A C vs C++ trivia question about integer constants

Here a question for C/C++ programmers with more experience than mine: I did not know until just now that the expression

p = (0 << 24) + (g << 16) + (b << 8 ) + r;

will give you bogus results even if r, g, b, and p are unsigned long. The correct expression is

p = (0L << 24L) + (g << 16L) + (b << 8L ) + r;

which avoids overflowing (g << 16L), which is otherwise evaluated as an integer and always comes up 0. Indeed, the Arduino IntegerConstants web page clearly states “By default, an integer constant is treated as an int with the attendant limitations in values” so this seems to be the expected behavior.

I was under the impression with ‘g’ being a long, that the expression ‘g << 16’ would be evaluated as a long. This doesn’t seem to be the case. Is this a C++ specific thing? Or to C and C++? Or is it “implementation-specific”?

Thanks in advance,
w

Post a sketch which demonstrates the bogus results.

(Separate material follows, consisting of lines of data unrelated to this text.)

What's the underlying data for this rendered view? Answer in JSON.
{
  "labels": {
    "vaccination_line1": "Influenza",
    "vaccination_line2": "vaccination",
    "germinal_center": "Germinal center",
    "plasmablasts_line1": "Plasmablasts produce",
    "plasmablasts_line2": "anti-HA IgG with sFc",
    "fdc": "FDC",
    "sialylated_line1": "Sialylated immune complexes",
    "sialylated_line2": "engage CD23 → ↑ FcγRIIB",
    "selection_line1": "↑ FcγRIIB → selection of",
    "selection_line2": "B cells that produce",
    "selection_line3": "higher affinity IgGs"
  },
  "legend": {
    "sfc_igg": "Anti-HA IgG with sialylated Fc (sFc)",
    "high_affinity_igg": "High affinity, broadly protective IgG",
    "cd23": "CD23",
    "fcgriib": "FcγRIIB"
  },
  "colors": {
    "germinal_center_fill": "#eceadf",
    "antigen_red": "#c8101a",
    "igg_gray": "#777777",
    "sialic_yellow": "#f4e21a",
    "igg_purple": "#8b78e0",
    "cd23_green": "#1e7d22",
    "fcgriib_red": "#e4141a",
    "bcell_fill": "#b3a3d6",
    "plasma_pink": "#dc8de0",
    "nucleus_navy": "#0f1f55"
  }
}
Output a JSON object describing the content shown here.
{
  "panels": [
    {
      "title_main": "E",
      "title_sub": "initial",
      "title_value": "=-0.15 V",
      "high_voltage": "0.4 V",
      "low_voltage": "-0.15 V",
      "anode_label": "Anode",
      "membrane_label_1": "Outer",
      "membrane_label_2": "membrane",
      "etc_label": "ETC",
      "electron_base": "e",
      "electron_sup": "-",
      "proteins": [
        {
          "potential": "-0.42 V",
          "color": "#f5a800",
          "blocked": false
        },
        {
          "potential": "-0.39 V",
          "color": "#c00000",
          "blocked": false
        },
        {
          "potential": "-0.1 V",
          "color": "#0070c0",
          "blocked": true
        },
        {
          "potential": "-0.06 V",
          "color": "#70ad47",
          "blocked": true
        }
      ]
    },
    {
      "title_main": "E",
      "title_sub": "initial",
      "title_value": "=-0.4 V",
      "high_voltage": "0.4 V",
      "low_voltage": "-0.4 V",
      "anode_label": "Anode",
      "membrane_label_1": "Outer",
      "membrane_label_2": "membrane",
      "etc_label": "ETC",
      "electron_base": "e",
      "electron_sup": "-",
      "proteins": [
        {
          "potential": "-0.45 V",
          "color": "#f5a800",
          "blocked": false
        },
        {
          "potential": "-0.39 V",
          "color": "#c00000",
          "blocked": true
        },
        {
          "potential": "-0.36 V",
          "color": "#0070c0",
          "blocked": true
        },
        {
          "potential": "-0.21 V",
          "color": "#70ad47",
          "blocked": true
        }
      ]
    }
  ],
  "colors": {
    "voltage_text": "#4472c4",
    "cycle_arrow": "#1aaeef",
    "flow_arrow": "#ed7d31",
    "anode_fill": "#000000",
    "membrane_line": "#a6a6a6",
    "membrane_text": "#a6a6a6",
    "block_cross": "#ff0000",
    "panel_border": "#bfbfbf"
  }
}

This sketch prints 65536 as expected:

void setup(void)
{
  Serial.begin(9600);
  while(!Serial);

  long result;
  long r = 1;
  result = (r << 16);
  Serial.println(result);
}

void loop(void)
{
}

Pete

Oh great, I made a stripped down example to post (because the sketch is rather long) and now the expression works fine without forcing the constants to long. I must be flubbing something, somewhere. Standby ....

Dangit, now the entire sketch works without the long contants.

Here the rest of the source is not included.